Community Moderation

Hi Everyone!

Just wanted to thank the team and plugin authors for their time and effort in developing Discourse and making it open source. It is an amazing system that can be moulded to fit the type of community you are setting out to build. We are developing our project using Discourse as well and have found most of our topics already answered or discussed on the meta forum.

I wanted to post a feature that I thought Discourse could benefit from and see what the community thinks of such a feature.

While we have user trust levels and flagging/blocking/reporting systems in place, I feel that users should have more rights just as we do in our day to day lives. For example, if a level 3 user has been blocked or his post deleted, they should have an appeals system where they can register an appeal and moderators can review the appeal. If the moderator doesnt revert or goes ahead with the blocking, the user has a second option where they can get 10 other users with similar rank and overturn the decision.

A level 2 user would have to get, say, 30 users of similar rank to be able to overturn a decision. A new member would not have such an option. This would help bring about a semi-decentralized system of moderation where the community actually controls the direction of the forum. It would follow a quorum sensing model with aspects of holacracy, where once the required quorum is reached (according to the user’s rank) a decision can be taken.

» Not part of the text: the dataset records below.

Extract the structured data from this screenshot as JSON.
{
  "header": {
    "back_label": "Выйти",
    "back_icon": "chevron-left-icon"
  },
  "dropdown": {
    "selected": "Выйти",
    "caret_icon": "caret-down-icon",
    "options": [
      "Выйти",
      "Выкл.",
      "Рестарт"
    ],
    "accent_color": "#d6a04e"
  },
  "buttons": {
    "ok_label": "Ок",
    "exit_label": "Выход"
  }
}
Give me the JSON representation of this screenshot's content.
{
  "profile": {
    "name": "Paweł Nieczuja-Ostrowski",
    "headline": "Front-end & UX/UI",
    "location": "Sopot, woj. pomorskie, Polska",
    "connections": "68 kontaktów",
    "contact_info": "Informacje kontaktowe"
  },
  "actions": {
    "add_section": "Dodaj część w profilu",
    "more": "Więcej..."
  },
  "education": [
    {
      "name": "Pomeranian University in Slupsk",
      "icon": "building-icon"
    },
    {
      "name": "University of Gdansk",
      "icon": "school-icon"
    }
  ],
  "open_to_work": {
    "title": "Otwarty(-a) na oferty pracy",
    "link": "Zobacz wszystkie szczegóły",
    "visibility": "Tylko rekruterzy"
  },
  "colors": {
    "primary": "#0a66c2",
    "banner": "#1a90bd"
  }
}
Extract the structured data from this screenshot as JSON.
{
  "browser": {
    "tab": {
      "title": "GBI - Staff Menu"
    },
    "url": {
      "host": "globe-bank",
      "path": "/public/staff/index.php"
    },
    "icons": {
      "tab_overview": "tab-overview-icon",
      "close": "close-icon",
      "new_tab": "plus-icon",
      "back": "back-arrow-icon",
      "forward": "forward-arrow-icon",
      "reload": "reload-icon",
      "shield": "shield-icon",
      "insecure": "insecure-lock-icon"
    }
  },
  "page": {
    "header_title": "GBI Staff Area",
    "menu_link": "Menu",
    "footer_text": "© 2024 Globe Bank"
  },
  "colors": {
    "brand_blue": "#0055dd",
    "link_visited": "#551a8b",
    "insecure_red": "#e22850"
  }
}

As an example, suppose a level 3 user gets a group of 10 similar members and overturns a banned post that was derogatory - then the moderator can similarly lodge a request and get 2 other moderators to review the decision and overrule this.

This could tie in well when Discourse implements mod elections, where different trust levels have different impacts on the decision. If a moderator is not doing their job well, junior members can join and once they reach the minimum number required for a quorum, the moderator can be removed.

I understand this would be a huge effort, but I wanted to see what everyone thinks of such a feature, especially as Discourse wants to reimagine forums.

All reasonable ideas, but the truth is this kind of stuff comes up so rarely – across even hundreds of different Discourse instances – that building a large complex sophisticated process around it is massive overkill.

3 Likes

I agree its not a pressing need for forums and would be a huge amount of effort - although I feel a semi-decentralized forum would be a good direction for forums to take in the long term.